Le nouveau projet de loi du ministre de la Justice : Pour une société de plus en plus injuste03/12/20032003Journal/medias/journalnumero/images/2003/12/une1844.jpg.445x577_q85_box-0%2C104%2C1383%2C1896_crop_detail.jpg

Leur société

Le nouveau projet de loi du ministre de la Justice : Pour une société de plus en plus injuste

Les députés de droite de l'UMP ont été les seuls à approuver en deuxième lecture le projet de loi du ministre de la Justice Dominique Perben. Le Sénat devrait faire de même en janvier prochain. Pour le ministre de la Justice de Chirac et de Raffarin cette loi ambitionne «d'adapter la justice à la criminalité». Elle est aussi censée satisfaire les promesses du candidat Chirac à l'électorat réactionnaire.

La lutte contre l'insécurité étant la priorité de ce quinquennat, Sarkozy avait ouvert la voie avec sa loi dite de «sécurité intérieure», applicable depuis le 29 novembre. Cette nouvelle loi s'inscrit dans sa continuité. Perben a vu grand. Non seulement il prétend s'attaquer à la grande criminalité, au grand banditisme, au vol, à l'aide au séjour irrégulier sur le territoire national d'étrangers et aux meurtres commis en bande organisée. Mais il entend également résoudre à peu près tout: les pollutions des rivages et des fonds marins, les incendies de forêt, les injures et les incitations à la haine raciale, la récidive des délinquants sexuels violeurs et exhibitionnistes, et même régir la criminalité dans le domaine de l'«interruption involontaire de grossesse».

Cette nouvelle loi va légaliser des pratiques bien connues: on autorise désormais les policiers à poser des micros et des caméras dans des lieux privés, à infiltrer des groupes mafieux ou à rémunérer un indicateur. Le temps de garde à vue pourra être doublé et passer à 96 heures au lieu de 48 actuellement. Cela pourra concerner désormais des mineurs de plus de 16 ans impliqués dans un trafic de stupéfiants. Une personne en attente de comparution devant un magistrat pourra être maintenue «au dépôt» jusqu'à 20 heures après l'expiration du temps légal de garde à vue. Pour une simple enquête préliminaire, le juge des libertés pourra décider une perquisition nocturne et le procureur requérir une mise en détention.

Ces mesures sont censées augmenter le rendement en matière de répression, celui dont Sarkozy se flattait tout récemment dans une émission télévisée. Le bilan de ce qu'il est coutume d'appeler les «bavures policières» pourrait bien lui aussi être en augmentation. Trop souvent des policiers contournent ou transgressent la loi, assurés que leur hiérarchie ou le gouvernement fermeront les yeux. Avec ce nouveau renforcement de l'appareil répressif, c'est un feu vert qui est donné aux interventions arbitraires.

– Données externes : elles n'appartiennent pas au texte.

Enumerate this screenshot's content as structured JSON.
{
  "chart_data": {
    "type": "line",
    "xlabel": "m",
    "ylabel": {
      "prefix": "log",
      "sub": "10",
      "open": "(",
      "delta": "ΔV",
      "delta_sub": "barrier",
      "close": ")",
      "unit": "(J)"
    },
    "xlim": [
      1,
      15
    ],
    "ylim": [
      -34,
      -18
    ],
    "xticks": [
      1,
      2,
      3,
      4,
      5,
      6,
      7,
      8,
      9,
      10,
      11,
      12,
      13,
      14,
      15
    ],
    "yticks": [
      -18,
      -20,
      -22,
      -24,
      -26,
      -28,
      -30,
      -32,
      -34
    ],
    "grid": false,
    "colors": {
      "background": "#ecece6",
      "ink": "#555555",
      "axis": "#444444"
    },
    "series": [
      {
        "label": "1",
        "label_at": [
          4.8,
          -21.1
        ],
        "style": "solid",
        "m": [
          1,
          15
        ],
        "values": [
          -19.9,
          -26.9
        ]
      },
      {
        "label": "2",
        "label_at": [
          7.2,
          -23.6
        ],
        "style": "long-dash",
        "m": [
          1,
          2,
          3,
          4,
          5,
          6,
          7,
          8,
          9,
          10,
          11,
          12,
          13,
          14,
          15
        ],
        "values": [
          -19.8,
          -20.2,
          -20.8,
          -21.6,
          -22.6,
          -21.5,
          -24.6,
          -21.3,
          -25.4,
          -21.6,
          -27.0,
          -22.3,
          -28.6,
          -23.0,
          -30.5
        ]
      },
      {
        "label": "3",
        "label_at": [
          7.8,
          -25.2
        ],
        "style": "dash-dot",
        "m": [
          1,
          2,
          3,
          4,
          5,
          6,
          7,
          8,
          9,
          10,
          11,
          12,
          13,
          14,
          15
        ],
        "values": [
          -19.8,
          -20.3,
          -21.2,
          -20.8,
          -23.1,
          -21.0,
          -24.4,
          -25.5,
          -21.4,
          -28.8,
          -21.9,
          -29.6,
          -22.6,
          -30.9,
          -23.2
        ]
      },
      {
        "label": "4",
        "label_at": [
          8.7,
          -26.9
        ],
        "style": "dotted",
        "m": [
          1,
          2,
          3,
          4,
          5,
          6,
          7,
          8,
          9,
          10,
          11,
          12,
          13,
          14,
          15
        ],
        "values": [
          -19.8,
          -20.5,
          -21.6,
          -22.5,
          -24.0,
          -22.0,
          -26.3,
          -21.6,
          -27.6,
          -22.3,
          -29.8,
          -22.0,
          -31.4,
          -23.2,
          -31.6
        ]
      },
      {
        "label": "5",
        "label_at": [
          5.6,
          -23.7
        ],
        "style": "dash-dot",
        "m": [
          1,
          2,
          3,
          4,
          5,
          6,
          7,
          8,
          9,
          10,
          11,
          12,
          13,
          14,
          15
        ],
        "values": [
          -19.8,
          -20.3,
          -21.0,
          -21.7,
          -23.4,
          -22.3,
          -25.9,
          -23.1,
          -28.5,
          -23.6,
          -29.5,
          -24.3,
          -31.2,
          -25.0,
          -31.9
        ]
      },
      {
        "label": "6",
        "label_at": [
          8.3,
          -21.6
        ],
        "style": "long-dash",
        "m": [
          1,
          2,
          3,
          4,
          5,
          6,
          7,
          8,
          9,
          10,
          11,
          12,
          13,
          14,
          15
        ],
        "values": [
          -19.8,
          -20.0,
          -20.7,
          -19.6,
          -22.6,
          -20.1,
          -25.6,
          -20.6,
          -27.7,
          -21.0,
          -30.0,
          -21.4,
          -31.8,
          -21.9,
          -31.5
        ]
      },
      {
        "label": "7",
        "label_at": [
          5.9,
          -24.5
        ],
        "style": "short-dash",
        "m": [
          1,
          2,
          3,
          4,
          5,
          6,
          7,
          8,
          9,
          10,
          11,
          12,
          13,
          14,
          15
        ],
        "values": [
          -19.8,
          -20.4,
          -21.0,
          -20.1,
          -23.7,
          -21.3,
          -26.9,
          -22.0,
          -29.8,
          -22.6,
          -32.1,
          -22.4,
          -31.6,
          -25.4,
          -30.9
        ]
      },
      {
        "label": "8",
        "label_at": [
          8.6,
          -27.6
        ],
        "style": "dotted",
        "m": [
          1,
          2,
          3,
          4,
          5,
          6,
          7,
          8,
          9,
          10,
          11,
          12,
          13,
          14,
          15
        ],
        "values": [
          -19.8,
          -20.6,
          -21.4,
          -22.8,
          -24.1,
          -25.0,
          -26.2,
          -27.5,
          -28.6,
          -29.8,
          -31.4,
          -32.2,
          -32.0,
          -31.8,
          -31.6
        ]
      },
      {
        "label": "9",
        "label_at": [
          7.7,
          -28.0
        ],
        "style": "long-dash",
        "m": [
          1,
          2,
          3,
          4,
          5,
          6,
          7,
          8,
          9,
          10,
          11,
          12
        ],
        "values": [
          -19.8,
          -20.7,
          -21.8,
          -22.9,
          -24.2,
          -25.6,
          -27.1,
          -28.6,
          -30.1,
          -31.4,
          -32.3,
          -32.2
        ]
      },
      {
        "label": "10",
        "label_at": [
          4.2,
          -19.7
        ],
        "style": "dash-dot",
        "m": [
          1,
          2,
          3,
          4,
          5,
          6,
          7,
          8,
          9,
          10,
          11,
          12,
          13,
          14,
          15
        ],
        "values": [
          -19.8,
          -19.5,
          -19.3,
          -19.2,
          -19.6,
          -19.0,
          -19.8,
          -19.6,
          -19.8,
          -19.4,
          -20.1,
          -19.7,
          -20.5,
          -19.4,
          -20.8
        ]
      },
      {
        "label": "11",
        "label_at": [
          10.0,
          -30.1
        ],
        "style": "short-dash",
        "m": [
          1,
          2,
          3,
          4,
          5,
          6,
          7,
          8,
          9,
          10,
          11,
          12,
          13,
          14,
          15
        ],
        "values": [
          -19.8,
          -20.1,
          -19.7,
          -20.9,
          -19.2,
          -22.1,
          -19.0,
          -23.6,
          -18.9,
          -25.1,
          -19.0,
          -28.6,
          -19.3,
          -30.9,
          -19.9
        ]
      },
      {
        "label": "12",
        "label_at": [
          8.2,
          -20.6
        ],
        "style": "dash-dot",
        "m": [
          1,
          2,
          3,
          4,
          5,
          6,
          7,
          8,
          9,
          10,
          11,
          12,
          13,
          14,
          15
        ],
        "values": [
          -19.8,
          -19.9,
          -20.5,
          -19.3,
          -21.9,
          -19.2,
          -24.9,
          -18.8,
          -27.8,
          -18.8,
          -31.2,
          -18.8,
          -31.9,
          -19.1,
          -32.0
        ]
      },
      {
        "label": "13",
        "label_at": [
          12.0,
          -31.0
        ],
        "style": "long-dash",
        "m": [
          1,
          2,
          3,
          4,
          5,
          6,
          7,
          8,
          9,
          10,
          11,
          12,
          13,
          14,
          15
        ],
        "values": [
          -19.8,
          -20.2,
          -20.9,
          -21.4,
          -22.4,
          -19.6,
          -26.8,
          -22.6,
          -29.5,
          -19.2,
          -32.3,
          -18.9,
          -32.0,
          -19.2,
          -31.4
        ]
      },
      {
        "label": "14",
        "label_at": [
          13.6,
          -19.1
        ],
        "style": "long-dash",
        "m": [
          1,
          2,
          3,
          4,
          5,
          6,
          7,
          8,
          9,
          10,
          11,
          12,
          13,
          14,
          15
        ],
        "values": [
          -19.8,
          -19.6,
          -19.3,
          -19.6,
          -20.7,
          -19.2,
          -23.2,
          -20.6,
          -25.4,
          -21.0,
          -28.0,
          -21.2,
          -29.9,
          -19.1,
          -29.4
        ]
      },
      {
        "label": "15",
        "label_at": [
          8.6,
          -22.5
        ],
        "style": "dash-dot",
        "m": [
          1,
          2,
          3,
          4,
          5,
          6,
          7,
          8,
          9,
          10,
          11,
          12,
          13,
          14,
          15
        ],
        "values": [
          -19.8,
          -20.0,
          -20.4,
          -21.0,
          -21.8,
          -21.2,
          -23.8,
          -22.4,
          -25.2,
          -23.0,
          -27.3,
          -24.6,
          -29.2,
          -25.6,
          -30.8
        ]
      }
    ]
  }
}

Et ceux qui en seront les principales victimes seront moins les délinquants que le gouvernement prétend ainsi frapper que ceux qui, dans la population, sont parmi les plus faibles et les plus démunis: les sans-papiers, les sans-abri, les personnes en situation précaire, les jeunes des quartiers défavorisés, les petits délinquants occasionnels. En leur ouvrant plus vite les portes des prisons, ces mesures auront pour effet pervers d'augmenter le recrutement de délinquants chevronnés!

Si ce gouvernement voulait s'attaquer sérieusement à la délinquance, il lui faudrait mener une tout autre politique que celle qu'il mène sur le terrain social, qui a pour conséquence de démanteler les services publics et de détériorer la vie des quartiers les plus pauvres. Mais sa préoccupation reste avant tout politicienne: il s'agit de flatter les préjugés des électeurs les plus réactionnaires. Et, pour le reste, c'est après eux le déluge.